I disagree with Adjoran['s responder]:
Nope, you can blame Robert Sarvis of the Libertarian Party for Cuccinelli’s defeat. He and Cucinelli have a combined 53% of the vote. If Sarvis has not been a spoil sport, Cucinelli could have won.
No, you can’t.
(a) Sarvis is a free moral agent. It’s his state and he can run if he wants to, run if he wants to. The results show the degree to which the Republican party must alter course to capture those votes.
(b) This was not a high-turnout election. I served in a polling station supporting adjacent precincts covering ~8k voters, with ~30% turnout. If you’re going to beat up the Democrats for nominating a no-talent rodeo clown for office, blame the lazy conservatives who were just to lazy to turn out and do something about it. Oh, my dog/car/wife/long line/leaves/traffic–SHADDUP! I put in a 17 hour day supporting this election, and earn roughly minimum wage for those hours. That is, it ain’t about the frogskins. Furthermore, I had to eat vacation time to do it. Thus, my opportunity cost was high. Which is by no means a complaint, but I know first-hand that (a) it was a clean election, and (b) voters are getting what they wanted.
Mataconis was hasn’t got a happy-dance post up yet:
@smitty_one_each Nope, I squarely blame the RPV for picking bad nominees via a flawed nomination process
— Doug Mataconis (@dmataconis) November 1, 2013
Still disagree, Doug.
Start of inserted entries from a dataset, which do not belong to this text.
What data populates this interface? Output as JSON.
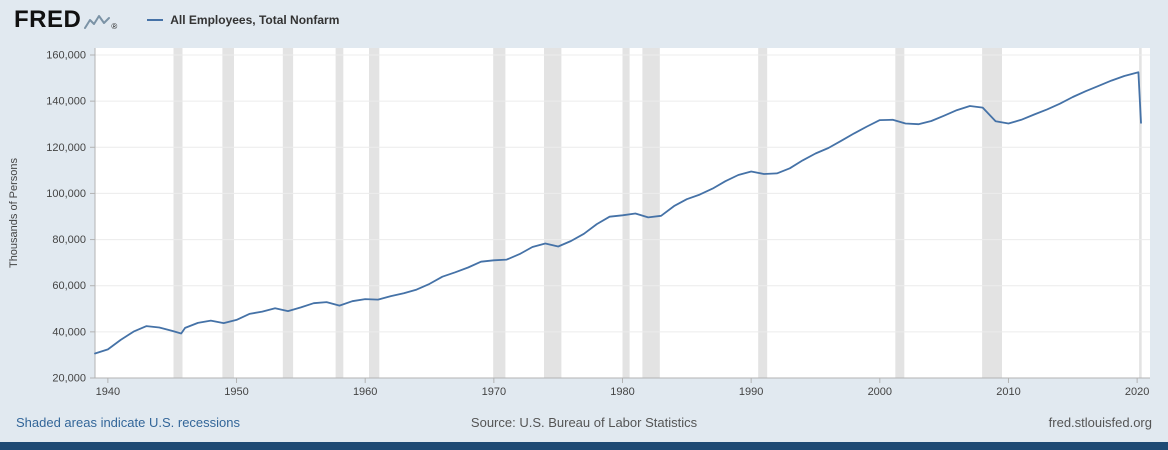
{
  "colors": {
    "background": "#e1e9f0",
    "plot_background": "#ffffff",
    "line": "#4572a7",
    "recession_band": "#e3e3e3",
    "gridline": "#ececec",
    "axis": "#b3b3b3",
    "tick_label": "#444444",
    "link": "#336699",
    "footer_text": "#555555",
    "bottom_bar": "#1e4a74",
    "logo_icon": "#7b93a6"
  },
  "header": {
    "logo_text": "FRED",
    "registered_mark": "®",
    "legend": {
      "label": "All Employees, Total Nonfarm"
    }
  },
  "chart_data": {
    "type": "line",
    "title": "All Employees, Total Nonfarm",
    "xlabel": "",
    "ylabel": "Thousands of Persons",
    "x_range": [
      1939,
      2021
    ],
    "y_range": [
      20000,
      160000
    ],
    "grid": true,
    "legend_position": "top-left-header",
    "y_ticks": [
      20000,
      40000,
      60000,
      80000,
      100000,
      120000,
      140000,
      160000
    ],
    "y_tick_labels": [
      "20,000",
      "40,000",
      "60,000",
      "80,000",
      "100,000",
      "120,000",
      "140,000",
      "160,000"
    ],
    "x_ticks": [
      1940,
      1950,
      1960,
      1970,
      1980,
      1990,
      2000,
      2010,
      2020
    ],
    "recessions": [
      [
        1945.1,
        1945.8
      ],
      [
        1948.9,
        1949.8
      ],
      [
        1953.6,
        1954.4
      ],
      [
        1957.7,
        1958.3
      ],
      [
        1960.3,
        1961.1
      ],
      [
        1969.95,
        1970.9
      ],
      [
        1973.9,
        1975.25
      ],
      [
        1980.0,
        1980.55
      ],
      [
        1981.55,
        1982.9
      ],
      [
        1990.55,
        1991.25
      ],
      [
        2001.2,
        2001.9
      ],
      [
        2007.95,
        2009.5
      ],
      [
        2020.15,
        2020.35
      ]
    ],
    "series": [
      {
        "name": "All Employees, Total Nonfarm",
        "units": "Thousands of Persons",
        "x": [
          1939,
          1940,
          1941,
          1942,
          1943,
          1944,
          1945,
          1945.7,
          1946,
          1947,
          1948,
          1949,
          1950,
          1951,
          1952,
          1953,
          1954,
          1955,
          1956,
          1957,
          1958,
          1959,
          1960,
          1961,
          1962,
          1963,
          1964,
          1965,
          1966,
          1967,
          1968,
          1969,
          1970,
          1971,
          1972,
          1973,
          1974,
          1975,
          1976,
          1977,
          1978,
          1979,
          1980,
          1981,
          1982,
          1983,
          1984,
          1985,
          1986,
          1987,
          1988,
          1989,
          1990,
          1991,
          1992,
          1993,
          1994,
          1995,
          1996,
          1997,
          1998,
          1999,
          2000,
          2001,
          2002,
          2003,
          2004,
          2005,
          2006,
          2007,
          2008,
          2009,
          2010,
          2011,
          2012,
          2013,
          2014,
          2015,
          2016,
          2017,
          2018,
          2019,
          2020.1,
          2020.3
        ],
        "y": [
          30600,
          32400,
          36500,
          40100,
          42500,
          41900,
          40400,
          39300,
          41700,
          43900,
          44900,
          43800,
          45200,
          47800,
          48800,
          50200,
          49000,
          50600,
          52400,
          52900,
          51400,
          53300,
          54200,
          54000,
          55500,
          56700,
          58300,
          60800,
          63900,
          65800,
          67900,
          70400,
          71000,
          71300,
          73700,
          76800,
          78300,
          77000,
          79400,
          82500,
          86700,
          89900,
          90500,
          91300,
          89600,
          90300,
          94500,
          97500,
          99500,
          102100,
          105300,
          108000,
          109500,
          108400,
          108700,
          110900,
          114300,
          117300,
          119700,
          122800,
          126000,
          129000,
          131800,
          131900,
          130300,
          130000,
          131400,
          133700,
          136100,
          137900,
          137200,
          131300,
          130300,
          131900,
          134200,
          136400,
          138900,
          141800,
          144300,
          146600,
          148900,
          150900,
          152500,
          130600
        ]
      }
    ]
  },
  "footer": {
    "left_link": "Shaded areas indicate U.S. recessions",
    "source": "Source: U.S. Bureau of Labor Statistics",
    "right_link": "fred.stlouisfed.org"
  }
}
Cuccinelli is an able public servant who articulated reasonable plans to an audience that doesn’t bother to vote, or votes for a guy whose main plan for anything seems to be ‘get liquored up’.
The GOP, at Tea Party insistence, conducted a nominating convention this year. The GOP nominee in a primary, had such occurred, might have been Bowling, who certainly showed his worth during this gubernatorial campaign. Entertaining the counterfactual: would Bowling have beaten McAuliffe? He could have just as easily done worse.
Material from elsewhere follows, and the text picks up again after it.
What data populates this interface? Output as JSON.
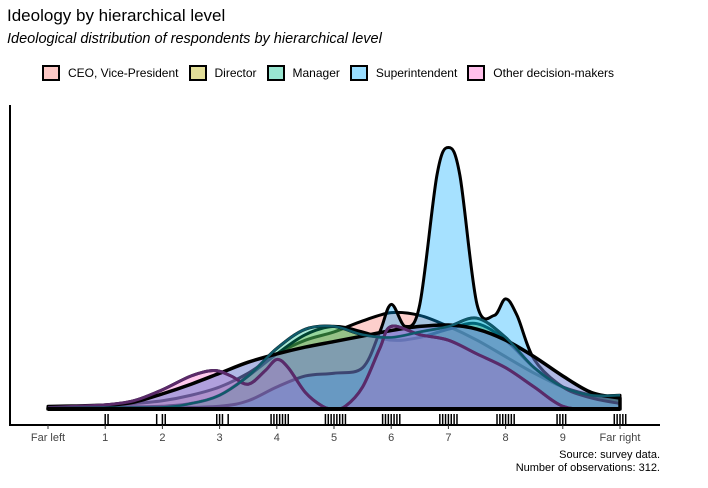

Mataconis himself supported Sarvis, nominally as a protest vote. Maybe the lesson for the GOP concerning Sarvis is that, if the party is driving matters, and winning is everything, then brass knuckle politics is fine:
A major Democratic Party benefactor and Obama campaign bundler helped pay for professional petition circulators responsible for getting Virginia Libertarian gubernatorial candidate Robert C. Sarvis on the ballot — a move that could split conservative votes in a tight race.
Campaign finance records show the Libertarian Booster PAC has made the largest independent contribution to Sarvis’ campaign, helping to pay for professional petition circulators who collected signatures necessary to get Sarvis’ name on Tuesday’s statewide ballot.
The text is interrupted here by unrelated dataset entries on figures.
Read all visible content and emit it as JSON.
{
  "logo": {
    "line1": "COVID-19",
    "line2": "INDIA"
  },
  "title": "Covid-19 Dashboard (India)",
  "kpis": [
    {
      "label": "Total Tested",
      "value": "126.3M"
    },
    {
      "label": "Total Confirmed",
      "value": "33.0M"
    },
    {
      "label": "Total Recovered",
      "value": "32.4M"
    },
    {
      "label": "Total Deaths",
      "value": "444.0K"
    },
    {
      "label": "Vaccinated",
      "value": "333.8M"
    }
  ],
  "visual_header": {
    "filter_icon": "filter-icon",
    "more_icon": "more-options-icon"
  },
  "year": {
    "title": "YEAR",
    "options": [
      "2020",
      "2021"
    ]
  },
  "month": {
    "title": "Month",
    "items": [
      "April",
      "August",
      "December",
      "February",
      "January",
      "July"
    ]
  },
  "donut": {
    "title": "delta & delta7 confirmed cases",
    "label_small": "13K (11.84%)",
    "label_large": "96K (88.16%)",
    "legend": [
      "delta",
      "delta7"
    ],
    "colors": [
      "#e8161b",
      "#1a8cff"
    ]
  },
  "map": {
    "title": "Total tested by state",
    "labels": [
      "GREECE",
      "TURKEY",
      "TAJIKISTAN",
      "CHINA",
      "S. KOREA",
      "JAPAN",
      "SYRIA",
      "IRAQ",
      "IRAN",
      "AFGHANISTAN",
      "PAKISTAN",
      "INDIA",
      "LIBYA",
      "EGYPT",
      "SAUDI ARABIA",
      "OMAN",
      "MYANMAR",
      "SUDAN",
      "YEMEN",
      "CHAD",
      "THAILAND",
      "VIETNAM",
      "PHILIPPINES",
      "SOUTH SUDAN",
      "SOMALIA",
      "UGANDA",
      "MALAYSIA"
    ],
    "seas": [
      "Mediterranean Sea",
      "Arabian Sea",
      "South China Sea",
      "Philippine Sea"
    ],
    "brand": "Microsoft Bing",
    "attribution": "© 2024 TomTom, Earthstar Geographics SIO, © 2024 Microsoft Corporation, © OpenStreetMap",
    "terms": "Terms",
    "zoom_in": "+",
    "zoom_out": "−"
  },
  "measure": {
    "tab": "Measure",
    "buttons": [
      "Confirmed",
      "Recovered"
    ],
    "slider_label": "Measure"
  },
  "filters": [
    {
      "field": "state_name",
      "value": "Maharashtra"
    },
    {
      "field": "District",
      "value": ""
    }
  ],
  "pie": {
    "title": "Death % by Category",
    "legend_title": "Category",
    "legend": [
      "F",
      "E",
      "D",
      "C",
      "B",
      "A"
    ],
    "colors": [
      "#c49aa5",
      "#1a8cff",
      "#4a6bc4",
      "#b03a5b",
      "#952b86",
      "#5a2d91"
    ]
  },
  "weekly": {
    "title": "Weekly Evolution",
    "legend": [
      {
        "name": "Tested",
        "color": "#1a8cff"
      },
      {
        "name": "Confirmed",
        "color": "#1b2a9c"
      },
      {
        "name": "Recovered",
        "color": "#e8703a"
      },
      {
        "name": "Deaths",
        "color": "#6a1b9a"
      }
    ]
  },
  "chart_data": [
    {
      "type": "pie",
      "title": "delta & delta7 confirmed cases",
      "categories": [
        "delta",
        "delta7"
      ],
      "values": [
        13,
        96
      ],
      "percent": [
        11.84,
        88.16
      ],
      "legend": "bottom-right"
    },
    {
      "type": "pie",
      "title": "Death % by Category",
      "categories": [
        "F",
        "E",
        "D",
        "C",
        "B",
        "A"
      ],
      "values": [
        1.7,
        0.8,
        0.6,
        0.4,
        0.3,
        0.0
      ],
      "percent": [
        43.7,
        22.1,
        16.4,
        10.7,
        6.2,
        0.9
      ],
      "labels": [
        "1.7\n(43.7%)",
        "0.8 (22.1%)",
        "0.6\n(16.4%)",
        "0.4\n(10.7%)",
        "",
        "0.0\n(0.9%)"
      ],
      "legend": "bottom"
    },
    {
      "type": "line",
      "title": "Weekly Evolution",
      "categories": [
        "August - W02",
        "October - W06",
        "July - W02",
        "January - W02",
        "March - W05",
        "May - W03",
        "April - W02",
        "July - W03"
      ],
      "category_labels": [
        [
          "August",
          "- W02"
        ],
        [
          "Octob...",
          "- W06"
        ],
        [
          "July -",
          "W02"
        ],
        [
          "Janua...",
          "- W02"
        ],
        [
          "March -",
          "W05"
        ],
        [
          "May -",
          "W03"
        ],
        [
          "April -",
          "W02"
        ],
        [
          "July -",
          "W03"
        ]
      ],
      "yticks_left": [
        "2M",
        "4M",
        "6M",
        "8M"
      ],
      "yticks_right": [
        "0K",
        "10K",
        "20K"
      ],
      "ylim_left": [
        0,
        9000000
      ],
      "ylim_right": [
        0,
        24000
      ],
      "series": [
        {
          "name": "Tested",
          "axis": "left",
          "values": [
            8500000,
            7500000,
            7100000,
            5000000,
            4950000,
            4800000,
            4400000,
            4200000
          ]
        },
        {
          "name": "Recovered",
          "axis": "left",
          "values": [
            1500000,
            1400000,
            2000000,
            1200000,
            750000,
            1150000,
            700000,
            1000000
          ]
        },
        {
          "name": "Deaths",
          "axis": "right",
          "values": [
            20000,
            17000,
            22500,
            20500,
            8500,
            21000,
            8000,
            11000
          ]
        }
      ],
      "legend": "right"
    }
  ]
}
Austin, Texas, software billionaire Joe Liemandt is the Libertarian Booster PAC’s major benefactor. He’s also a top bundler for President Barack Obama.
So, a possible “conservative” strategy would be to fund some godless Commie sodomite, to rail against private property and capitalism, and pick off some Democrat votes. The word “conservative” in the previous sentence is scarequoted because people of good conscience tend not to engage in subterfuge.
No, it’s far easier to just turn out the base and win properly.
As for Virginia, well, four years of Detroitification stand to suck. Norther Virginia will do OK; this is the land of homo bureaucratus, that species which excels in regulating others. As for the rest of the state, well, if you liked Healthcare.gov, you’ll love the gubernatorial equivalent, and slather that lotion the heck on. Right now. Or else it gets the hose again.